Il Visitatore scompare nel mistero da cui era venuto, si spengono le luci come il battito di palpebre che improvviso arresta il sogno e segnala il risveglio. Gli spettatori si guardano, applaudono senza smettere di chiedersi con un pizzico della enorme disperazione, paura e crisi interiore di Freud sul palco, chi realmente fosse quel matto così divino e musicale piombato a casa del dottore in una notte già
di per s'è calda di assurda passione. Una fine che potrebbe essere un inizio, sprofondata nel mistero più fitto e accumulato durante tutta la rappresentazione: un sogno forse? Ci si chiede questo, al riaccendersi delle luci, agli scrosci degli applausi. Una incredibile vicenda in una casa di Vienna: il vecchio Sigmund Freud, celebre dottore e studioso, è nel turbine causato dal precipitare degli eventi politici, indeciso forse per la prima volta nel prendere una decisione (lasciare l’Austria o resistere, ateo fra gli ebrei, al regime nazista che infierisce su di lui?). La figlia Anna non ha dubbi, e nemmeno peli sulla lingua: viene a malo modo arrestata da un agente che è il ritratto del nazista senza idee e ideali al punto da farsi marionetta spietata di chi gli promette la sicurezza che non ha mai trovato. Ecco che Freud, solo in una casa sviscerata dall’odio nazista, riceve una visita straordinaria e conivolgente da un uomo che sembra la materializzazione di un sogno inconcepibile, ma assolutamente vero su un palco che domina, di fronte a un Freud incapace di comprenderlo con la razionalità che ha paura e nemmeno sa mettere da parte. Nell’ombra delle torce della Gestapo, nei silenzi delle idiote esclamazioni, prepotenti e rabbiose, di un ufficiale nazista, nell’apprensione lancinante per il sequestro della figlia Anna; Freud e il suo affascinante pazzo visitatore si contendono la verità più misteriosa, accendono i credi più profondi e smuovono quelle convinzioni che così volentieri e pigramente amiamo lasciare al loro posto, nelle stanze più remote dell’animo. Lo scontro ruota infatti attorno a Dio, la sua esistenza, il suo ruolo e la presunzione di un matto di essere tale (oppure un terribile malinteso?). Il sottile e insidioso dibattito viene teso fra due visioni contrapposte del mondo: a Freud, ateo e uomo di scienza, che incalzante chiede miracolose prove, il Visitatore (matto? messaggero divino? controfigura di Dio?) risponde con la medesima ironia e con una semplicità che lascia di stucco, sprofonda il dottore nei dubbi più profondi e terribili.

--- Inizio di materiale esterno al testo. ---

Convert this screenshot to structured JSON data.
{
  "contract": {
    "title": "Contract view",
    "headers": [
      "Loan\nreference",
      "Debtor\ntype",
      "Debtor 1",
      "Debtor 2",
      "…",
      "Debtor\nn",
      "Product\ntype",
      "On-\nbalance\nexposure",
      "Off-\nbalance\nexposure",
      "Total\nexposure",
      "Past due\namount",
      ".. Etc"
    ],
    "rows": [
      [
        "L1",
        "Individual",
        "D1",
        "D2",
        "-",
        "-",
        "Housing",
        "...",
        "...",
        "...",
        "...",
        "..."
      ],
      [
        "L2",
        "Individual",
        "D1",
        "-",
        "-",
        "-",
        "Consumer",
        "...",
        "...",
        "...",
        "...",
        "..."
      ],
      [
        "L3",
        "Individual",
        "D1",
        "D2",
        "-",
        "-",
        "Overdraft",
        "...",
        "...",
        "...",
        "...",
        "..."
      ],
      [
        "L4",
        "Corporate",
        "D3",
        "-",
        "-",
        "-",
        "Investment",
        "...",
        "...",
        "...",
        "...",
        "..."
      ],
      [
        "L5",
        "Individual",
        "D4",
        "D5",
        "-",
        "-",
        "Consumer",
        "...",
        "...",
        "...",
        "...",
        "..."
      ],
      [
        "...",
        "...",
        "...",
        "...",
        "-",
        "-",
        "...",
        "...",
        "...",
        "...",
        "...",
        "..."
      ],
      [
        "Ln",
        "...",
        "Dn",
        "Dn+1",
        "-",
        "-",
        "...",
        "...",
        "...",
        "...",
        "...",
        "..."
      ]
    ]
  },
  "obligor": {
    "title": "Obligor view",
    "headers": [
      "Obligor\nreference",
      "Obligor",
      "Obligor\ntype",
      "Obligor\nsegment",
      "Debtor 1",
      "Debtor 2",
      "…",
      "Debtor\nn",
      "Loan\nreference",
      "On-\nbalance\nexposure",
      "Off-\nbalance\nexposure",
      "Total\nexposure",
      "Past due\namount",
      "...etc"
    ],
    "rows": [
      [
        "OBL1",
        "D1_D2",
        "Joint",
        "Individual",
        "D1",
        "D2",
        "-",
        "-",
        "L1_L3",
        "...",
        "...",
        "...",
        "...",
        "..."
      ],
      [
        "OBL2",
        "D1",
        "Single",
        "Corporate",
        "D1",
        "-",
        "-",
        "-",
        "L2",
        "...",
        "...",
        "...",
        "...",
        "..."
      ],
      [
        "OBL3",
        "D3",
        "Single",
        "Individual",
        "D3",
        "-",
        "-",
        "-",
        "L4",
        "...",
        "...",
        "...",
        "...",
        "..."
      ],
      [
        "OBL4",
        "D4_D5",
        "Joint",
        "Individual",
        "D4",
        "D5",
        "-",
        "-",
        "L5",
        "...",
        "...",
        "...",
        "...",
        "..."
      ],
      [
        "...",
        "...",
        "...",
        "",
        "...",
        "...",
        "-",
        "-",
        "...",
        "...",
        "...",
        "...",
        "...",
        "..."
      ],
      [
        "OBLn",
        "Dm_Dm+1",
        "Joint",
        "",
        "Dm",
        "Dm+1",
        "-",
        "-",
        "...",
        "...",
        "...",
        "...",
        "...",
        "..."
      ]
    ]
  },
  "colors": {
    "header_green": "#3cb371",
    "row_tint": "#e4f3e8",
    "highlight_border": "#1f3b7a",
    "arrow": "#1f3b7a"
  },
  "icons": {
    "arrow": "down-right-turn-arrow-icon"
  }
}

Interpreti di questa grande sfida, combattuta in 50 metri quadrati che incredibilmente hanno saputo ospitare una tale vastità e complessità di temi, Alessandro Haber (S. Freud) e Alessio Boni (il Visitatore), accompagnati da Nicoletta Robello Bracciforti e Alessandro Tedeschi nella recita di questo capolavoro di Schmitt.
Una pièce che ha fatto riflettere, sottilmente intrisa di ironia e fedeltà biografica, profondamente antitetica: basti pensare all’incertezza di fronte ai capovolti ruoli di Freud e del suo Visitatore: chi il paziente e chi il medico?
Semplicemente un coinvolgente e incredibilmente impegnativo spettacolo quello andato in scena giovedì 15 e venerdì 16 gennaio 2015 al Teatro di Locarno.